MUMBAI: The state government has increased the ready reckoner (RR) rates for residential and commercial properties by up to 20% in municipal corporation areas of Pune, Thane, Navi Mumbai and Mumbai from the new year.
RR rates have been increased by over 20% in only 26 zones of the total 737 zones into which Mumbai is divided. The increase in rates mostly affects select tony areas like Worli, Napeansea Road, Altamount Road and Carter Road. In 2012, the government had increased RR rates by a maximum 30%.
RR is an annual statement of propert rates based on which the stamps and registration department collects stamp duty from property buyers. The government intends to garner over Rs 20,000 crore in 2013-14.
Tax collection through stamps and registration is the highest source of revenue for the state.
The real estate sector and the ruling and opposition parties had strongly opposed any rise in ready reckoner rates due to the current economic slowdown and deteriorating financial condition of the sector. Property buyers would have to shell out more, as based on the revised RR rates, they would also have to pay higher value added tax, service tax and stamp duty.

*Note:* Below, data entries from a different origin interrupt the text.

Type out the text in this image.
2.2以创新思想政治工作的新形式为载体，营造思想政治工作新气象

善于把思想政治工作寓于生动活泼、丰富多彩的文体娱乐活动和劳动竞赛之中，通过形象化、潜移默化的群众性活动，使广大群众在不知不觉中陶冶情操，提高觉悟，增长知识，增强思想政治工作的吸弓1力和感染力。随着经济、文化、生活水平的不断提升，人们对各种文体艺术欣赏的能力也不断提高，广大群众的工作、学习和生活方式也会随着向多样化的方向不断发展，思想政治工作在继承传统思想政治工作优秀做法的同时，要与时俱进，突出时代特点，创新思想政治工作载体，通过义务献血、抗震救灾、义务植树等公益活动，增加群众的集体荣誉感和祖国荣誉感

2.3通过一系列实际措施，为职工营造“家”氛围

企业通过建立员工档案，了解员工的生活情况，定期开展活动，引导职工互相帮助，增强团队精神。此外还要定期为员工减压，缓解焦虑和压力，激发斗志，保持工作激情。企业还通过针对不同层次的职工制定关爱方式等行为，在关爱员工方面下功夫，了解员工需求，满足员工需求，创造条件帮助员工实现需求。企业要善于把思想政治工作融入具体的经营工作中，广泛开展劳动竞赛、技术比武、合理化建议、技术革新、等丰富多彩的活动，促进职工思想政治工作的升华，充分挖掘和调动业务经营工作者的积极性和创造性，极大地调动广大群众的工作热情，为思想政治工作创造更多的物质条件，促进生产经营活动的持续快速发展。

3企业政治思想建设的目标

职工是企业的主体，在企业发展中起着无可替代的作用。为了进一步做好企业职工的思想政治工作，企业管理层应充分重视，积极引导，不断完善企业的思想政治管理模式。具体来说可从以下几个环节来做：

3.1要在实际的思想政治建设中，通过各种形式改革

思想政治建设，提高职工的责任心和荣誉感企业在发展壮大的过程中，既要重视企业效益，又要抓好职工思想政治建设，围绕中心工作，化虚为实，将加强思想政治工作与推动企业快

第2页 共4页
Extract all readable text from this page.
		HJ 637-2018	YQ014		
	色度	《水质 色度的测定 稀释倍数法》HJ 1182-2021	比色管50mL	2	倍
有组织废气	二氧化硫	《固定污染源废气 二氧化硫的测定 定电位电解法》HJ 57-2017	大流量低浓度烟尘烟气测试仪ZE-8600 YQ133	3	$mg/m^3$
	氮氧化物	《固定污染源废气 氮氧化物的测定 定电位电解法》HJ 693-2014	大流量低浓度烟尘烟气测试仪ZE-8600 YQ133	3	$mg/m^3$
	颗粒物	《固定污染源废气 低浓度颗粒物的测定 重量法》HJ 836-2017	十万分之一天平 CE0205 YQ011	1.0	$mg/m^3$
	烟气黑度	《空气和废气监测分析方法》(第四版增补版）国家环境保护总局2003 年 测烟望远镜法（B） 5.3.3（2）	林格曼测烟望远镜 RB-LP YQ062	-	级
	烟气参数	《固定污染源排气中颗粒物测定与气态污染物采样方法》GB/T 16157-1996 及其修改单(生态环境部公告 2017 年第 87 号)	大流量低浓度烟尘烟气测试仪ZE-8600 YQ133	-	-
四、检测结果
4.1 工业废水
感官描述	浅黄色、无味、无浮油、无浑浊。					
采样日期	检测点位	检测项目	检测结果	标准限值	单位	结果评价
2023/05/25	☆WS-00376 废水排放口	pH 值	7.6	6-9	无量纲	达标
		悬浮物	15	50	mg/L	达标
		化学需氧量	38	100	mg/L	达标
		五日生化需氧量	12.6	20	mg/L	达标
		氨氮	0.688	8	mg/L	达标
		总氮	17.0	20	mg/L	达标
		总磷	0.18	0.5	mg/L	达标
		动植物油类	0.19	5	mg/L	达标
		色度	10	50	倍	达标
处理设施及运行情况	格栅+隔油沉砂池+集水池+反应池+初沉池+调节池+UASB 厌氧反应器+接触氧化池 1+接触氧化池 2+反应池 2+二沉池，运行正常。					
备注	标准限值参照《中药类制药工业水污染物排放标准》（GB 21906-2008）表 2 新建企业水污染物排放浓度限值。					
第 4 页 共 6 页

Senior town planning officials said the hike in RR is not much compared to the property rates in the open market and contrary to the perception that the economic slump had slowed down property transactions. “Mumbai in fact, saw an increase in the registration of property documents. Over 2.07 lakh property documents were registered from January to November 2013 against 1.98 lakh documents for the same period in 2012. The reason for the hike in registration numbers could be the recent new change in income tax rules of valuing property as per RR rates. Consumers may have seen a benefit in registering their property,” said an official.
Amin Patel, Congress legislator from south Mumbai, said, “I had written a letter to chief minister Prithviraj Chavan requesting that the government not hike RR rates in the current prevailing economic condition as it will ultimately have a negative impact on property buyers. I had hoped the government would change its mind.”